Länder erwarten Millionenkosten für Sicherungsverwahrung
Berlin (dpa) - Neue Gebäude, mehr Therapeuten, mehr Bewacher: Die Länder rechnen mit Kosten in Millionenhöhe für die Reform der Sicherungsverwahrung, die das Bundesverfassungsgericht verlangt.
Karlsruhe hatte die bisherigen Regelungen für verfassungswidrig erklärt und bis 2013 ein neues Gesamtkonzept gefordert. Bis dahin können aber besonders gefährliche Täter eingesperrt bleiben. Trotzdem gab es am Donnerstag auch Schelte für den bahnbrechenden Richterspruch.
Bayerns Justizministerin Beate Merk (CSU) kritisierte, das Verfassungsgericht habe bisher den Sicherheitsbedürfnissen der Bevölkerung Vorrang gegeben, „jetzt stärkt es das Freiheitsrecht des Täters“, sagte sie der „Augsburger Allgemeinen“ (Donnerstag).
Der Vorsitzende des Bundestags-Innenausschusses, Wolfgang Bosbach (CDU), sagte dem „Hamburger Abendblatt“ (Donnerstag), auf die Gerichte und Gutachter werde viel Arbeit zukommen.

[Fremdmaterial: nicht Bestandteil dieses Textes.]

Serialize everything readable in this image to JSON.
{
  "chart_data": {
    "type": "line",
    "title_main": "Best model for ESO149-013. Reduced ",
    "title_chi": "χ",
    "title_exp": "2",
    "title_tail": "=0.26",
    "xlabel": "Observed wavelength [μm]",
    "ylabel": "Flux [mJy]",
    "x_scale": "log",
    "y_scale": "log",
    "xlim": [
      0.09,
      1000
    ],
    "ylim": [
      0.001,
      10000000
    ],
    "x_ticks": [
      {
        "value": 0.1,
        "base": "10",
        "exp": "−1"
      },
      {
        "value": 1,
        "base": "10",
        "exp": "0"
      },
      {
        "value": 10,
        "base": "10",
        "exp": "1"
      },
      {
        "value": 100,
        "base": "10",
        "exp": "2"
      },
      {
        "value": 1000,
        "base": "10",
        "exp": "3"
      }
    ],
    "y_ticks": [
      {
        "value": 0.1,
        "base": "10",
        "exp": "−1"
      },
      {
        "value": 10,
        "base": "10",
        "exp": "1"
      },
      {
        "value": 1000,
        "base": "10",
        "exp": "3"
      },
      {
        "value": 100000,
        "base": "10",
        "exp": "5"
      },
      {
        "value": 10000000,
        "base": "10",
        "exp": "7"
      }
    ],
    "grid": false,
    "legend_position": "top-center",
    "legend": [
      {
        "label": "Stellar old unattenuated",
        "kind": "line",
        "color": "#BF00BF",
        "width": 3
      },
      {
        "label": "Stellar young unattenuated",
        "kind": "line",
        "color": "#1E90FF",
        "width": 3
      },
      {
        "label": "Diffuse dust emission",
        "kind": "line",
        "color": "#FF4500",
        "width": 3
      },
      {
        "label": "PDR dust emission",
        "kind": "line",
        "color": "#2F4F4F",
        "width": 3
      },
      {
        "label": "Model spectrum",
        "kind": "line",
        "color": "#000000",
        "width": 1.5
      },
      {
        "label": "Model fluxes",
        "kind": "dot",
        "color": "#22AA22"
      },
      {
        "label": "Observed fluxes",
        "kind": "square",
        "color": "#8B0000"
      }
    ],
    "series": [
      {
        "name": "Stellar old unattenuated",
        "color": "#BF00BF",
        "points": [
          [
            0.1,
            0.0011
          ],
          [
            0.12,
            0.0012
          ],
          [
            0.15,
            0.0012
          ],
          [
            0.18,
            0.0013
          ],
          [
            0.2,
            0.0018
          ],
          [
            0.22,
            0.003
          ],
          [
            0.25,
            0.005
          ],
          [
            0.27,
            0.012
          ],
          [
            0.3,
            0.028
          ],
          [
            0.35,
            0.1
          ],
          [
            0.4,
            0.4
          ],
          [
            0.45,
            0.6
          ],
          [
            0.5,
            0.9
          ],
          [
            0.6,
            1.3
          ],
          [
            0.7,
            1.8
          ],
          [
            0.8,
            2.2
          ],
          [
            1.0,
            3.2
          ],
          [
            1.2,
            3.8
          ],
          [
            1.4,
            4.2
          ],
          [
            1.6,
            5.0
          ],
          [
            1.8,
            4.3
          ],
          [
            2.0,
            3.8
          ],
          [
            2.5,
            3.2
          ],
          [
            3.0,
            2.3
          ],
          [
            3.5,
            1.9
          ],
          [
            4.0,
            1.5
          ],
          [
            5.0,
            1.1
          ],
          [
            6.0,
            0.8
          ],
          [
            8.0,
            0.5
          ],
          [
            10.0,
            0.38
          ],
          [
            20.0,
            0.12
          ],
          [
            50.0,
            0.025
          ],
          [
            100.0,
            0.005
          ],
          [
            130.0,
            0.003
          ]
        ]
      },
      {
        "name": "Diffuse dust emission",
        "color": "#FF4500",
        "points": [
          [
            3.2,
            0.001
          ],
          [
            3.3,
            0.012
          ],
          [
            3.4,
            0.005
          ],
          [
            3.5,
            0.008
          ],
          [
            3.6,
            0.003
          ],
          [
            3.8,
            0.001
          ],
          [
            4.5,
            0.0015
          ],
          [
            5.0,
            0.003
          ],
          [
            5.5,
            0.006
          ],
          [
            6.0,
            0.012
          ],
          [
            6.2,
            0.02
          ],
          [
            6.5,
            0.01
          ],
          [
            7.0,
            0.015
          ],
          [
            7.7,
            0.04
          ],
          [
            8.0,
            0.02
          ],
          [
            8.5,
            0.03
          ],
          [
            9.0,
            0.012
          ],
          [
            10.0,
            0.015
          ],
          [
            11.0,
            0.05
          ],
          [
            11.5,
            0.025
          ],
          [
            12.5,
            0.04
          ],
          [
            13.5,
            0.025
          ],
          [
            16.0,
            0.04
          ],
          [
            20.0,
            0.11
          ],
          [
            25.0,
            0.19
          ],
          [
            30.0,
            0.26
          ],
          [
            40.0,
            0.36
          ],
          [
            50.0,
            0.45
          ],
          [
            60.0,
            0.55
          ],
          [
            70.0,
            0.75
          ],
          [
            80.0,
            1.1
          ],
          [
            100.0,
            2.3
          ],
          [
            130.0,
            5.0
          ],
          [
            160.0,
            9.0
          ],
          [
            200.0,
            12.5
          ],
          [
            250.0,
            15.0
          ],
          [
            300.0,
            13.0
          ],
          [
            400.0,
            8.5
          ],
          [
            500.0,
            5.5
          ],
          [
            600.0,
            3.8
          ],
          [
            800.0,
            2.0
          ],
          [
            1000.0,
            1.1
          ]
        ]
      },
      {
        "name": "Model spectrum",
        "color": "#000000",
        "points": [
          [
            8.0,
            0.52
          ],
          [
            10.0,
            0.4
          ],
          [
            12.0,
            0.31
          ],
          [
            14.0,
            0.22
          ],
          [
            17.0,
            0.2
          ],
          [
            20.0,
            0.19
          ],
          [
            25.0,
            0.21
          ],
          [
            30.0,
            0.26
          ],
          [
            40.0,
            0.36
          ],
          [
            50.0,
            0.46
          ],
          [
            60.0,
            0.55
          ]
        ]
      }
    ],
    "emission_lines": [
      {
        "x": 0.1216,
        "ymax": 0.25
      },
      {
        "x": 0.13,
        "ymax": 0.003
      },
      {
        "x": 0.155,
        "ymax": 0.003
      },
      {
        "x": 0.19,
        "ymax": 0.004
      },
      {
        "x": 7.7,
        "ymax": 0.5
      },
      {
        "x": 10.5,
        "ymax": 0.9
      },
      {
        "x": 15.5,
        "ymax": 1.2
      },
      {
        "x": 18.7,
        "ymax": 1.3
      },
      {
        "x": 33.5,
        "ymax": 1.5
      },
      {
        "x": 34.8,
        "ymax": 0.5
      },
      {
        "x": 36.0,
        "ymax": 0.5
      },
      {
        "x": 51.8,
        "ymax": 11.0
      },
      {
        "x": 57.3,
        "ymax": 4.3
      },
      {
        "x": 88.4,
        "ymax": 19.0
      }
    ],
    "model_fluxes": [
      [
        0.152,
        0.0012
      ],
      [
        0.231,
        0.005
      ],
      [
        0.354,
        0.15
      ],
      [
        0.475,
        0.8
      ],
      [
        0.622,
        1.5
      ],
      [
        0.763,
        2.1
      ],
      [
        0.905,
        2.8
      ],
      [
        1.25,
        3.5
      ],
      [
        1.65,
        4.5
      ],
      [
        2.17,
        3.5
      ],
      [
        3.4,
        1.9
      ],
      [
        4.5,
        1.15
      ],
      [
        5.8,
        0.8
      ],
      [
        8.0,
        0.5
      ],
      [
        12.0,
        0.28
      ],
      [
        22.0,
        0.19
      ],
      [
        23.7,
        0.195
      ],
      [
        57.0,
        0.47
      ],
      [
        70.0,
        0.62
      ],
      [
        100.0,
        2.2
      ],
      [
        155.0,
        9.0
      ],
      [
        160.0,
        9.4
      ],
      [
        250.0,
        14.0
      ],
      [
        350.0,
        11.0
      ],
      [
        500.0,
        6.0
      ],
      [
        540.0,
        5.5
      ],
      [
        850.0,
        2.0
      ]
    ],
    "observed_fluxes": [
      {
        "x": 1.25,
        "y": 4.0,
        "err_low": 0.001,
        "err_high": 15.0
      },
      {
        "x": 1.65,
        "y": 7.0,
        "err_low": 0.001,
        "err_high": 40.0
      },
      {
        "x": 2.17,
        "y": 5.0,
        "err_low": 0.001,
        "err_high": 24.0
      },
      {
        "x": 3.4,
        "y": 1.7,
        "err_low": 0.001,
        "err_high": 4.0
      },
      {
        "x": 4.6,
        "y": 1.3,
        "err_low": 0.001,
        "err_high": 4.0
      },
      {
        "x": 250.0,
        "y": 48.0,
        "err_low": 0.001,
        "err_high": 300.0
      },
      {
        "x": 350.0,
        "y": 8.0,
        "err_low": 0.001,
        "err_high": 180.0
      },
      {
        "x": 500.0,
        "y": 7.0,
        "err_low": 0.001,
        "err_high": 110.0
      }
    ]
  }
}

Sie müssten künftig in jedem Einzelfall noch einmal prüfen, ob ein Straftäter nur weiterhin gefährlich oder - wie vom Bundesverfassungsgericht gefordert - hochgefährlich und psychisch gestört sei. „Wie man diese Unterscheidung künftig ziehen soll, ist mir unklar“, sagte er.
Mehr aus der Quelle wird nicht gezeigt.